In the weeks since the election, Donald Trump has made it clear that he intends to act on his rightwing populist agenda. He has empowered billionaire Elon Musk to help him make deep cuts in parts of the federal government, suggesting that he wants to move some federal agencies and workers out of Washington. His early choices for his Cabinet-of people like Rep. Matt Gaetz, a firebrand accused of sexual and other peccadillos, as Attorney General; former Rep.

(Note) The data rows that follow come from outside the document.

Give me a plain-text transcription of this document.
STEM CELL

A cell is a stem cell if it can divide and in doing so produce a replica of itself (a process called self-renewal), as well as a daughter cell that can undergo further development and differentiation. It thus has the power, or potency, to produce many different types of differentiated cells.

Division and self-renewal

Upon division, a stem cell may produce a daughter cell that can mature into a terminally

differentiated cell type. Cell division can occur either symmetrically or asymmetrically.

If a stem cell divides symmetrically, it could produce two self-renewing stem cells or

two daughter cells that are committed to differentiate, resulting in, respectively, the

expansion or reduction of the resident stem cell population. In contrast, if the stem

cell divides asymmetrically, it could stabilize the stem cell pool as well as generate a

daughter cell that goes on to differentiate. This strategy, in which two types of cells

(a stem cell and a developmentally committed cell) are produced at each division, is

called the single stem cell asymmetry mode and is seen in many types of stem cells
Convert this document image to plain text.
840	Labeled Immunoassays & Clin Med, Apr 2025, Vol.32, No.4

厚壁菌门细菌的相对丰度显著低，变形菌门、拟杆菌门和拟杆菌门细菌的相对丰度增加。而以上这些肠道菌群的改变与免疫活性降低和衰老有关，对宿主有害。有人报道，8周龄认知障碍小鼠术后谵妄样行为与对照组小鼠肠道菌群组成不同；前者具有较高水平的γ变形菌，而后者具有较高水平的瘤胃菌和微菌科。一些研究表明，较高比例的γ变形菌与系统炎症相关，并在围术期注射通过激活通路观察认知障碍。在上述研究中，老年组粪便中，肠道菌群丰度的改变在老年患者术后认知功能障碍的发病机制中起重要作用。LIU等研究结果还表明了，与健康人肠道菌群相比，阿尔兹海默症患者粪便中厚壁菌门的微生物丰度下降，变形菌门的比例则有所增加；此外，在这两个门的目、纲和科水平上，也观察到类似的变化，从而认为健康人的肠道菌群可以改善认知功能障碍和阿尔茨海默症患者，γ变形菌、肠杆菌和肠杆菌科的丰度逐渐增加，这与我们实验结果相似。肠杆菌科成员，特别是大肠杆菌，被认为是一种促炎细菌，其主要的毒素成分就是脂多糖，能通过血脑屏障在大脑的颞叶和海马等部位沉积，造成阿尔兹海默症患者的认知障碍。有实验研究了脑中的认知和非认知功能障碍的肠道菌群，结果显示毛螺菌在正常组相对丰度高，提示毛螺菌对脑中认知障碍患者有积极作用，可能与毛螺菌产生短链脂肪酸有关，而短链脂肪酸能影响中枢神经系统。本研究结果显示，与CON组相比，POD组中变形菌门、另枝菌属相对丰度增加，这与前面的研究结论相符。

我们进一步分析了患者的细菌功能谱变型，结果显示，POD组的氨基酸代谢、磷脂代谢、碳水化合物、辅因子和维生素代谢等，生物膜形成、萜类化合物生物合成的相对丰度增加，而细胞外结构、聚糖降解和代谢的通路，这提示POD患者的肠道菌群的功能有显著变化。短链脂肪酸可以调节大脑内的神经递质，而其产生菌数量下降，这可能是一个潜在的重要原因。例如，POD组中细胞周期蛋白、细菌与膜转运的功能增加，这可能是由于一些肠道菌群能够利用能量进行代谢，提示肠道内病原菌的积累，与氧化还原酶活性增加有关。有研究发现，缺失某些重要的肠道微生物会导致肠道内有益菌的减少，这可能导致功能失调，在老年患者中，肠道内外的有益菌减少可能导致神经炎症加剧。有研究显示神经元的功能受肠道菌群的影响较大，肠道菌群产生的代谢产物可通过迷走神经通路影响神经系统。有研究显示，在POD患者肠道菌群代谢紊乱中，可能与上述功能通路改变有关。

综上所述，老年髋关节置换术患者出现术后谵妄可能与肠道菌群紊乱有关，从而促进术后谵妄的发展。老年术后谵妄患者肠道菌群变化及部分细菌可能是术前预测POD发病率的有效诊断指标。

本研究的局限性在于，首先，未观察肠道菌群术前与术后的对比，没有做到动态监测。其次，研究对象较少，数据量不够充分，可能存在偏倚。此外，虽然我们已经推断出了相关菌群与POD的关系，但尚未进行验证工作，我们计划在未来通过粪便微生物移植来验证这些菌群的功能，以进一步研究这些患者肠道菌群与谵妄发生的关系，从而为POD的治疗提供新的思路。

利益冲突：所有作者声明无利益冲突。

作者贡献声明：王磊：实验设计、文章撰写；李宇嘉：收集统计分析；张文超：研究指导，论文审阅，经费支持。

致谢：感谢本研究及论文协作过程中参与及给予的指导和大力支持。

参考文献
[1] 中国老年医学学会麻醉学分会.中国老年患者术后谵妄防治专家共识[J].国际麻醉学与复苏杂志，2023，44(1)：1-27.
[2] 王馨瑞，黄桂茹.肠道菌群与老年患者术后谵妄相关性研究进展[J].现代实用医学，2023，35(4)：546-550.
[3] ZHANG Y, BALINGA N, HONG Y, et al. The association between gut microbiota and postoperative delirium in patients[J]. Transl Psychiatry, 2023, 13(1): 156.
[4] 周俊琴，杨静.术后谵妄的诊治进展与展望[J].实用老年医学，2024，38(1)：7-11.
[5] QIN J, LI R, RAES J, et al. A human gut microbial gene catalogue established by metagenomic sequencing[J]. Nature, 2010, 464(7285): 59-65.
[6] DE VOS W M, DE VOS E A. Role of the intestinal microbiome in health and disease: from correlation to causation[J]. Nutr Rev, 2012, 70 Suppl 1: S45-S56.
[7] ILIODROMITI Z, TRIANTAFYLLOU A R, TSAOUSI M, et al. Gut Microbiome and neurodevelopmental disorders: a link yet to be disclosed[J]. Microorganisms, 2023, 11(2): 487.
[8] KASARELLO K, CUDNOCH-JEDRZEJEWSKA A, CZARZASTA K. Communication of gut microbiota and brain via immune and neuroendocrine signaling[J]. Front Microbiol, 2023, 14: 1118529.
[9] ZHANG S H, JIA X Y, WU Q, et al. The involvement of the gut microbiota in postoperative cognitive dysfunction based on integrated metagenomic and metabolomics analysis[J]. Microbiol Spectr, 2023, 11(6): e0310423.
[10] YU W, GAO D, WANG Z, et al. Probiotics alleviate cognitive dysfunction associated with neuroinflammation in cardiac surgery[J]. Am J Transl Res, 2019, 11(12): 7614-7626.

Tulsi Gabbard, who has peddled pro-Russian conspiracy theories, as director of national intelligence; Pete Hegseth, a Fox News presenter, as Secretary of Defense; Robert Kennedy Jr. a vaccine skeptic, as secretary of health and human services, and Lee Zeldin, an opponent of climate legislation, as director of the Environmental Protection Agency-signal a sharp turn to the right.

 

Because Republicans won control of the U.S. Senate and held their majority in the House of Representatives, Trump is likely to have relatively free sailing with his Executive Branch and federal judiciary appointments as well as his legislative priorities. The investigations into Trump's alleged incitement of the January 6, 2021 attack on the U.S. Capitol and his alleged mishandling of classified documents will also end. Trump has pledged that within "two seconds" he would fire Jack Smith, the special counsel appointed by Biden's Attorney General Merrick Garland to lead the prosecution of these cases; Smith is likely to resign before that could happen.

 

In addition to the expected about-face on climate change, his threats to deport undocumented immigrants, and his pledges to abolish the U.S. Department of Education and cut back other domestic social-welfare programs, Trump has signaled that he wants to extend his 2017 tax cuts and abolish taxes on tips, overtime, and Social Security benefits. Although Republicans once posed as the party of fiscal probity, Trump's proposed tax policies have been projected to add $7.75 trillion to America's $36 trillion national debt.

 

Trump's foreign policy is harder to gauge. On the one hand, he has been seen as sympathetic to Vladimir Putin, yet he spoke with Volodymyr Zelensky days after the U.S. election, and has claimed he could end the war in Ukraine in 24 hours. He has criticized European countries for not providing enough financial and military support for NATO, saying on the campaign trail that Russia could do "whatever the hell they want" to any NATO country that failed to meet its defense spending targets.

 

Trump and Israeli Prime Minister Benjamin Netanyahu have been longtime mutual supporters, but Trump probably wants to be seen as a peace broker in the bitter war in Gaza. Trump, like other Republican and Democratic politicians, has attacked China and Xi Jinping on trade, human rights, and threats to Taiwan. However, Trump's proposed 60 percent tariffs on Chinese imports would hurt American consumers and many businesses as well as China, and could have severely damaging effects on the global economy. Indeed, his call for 10-20 percent tariffs on all imports would also drive up prices for Americans and hurt U.S. trading partners in the European Union, Mexico, Canada, and around the world.

 

Beyond policy changes, Trump's election and presidency could well have significant effects on American culture. Public discourse, already angry, could become even more bitter and coarse. The hypermasculine and anti-immigrant rhetoric could enflame already explicit or latent misogyny and racism. 

 

For the 48 percent of Americans who voted for Harris and the tens of millions who see Trump as a dangerous demagogue and the election as a catastrophe, the next four years look bleak. Will they react with quiet desperation or will they fight back? And if the latter, how? The United States, which has been deeply divided for a generation, will be at least as polarized as ever.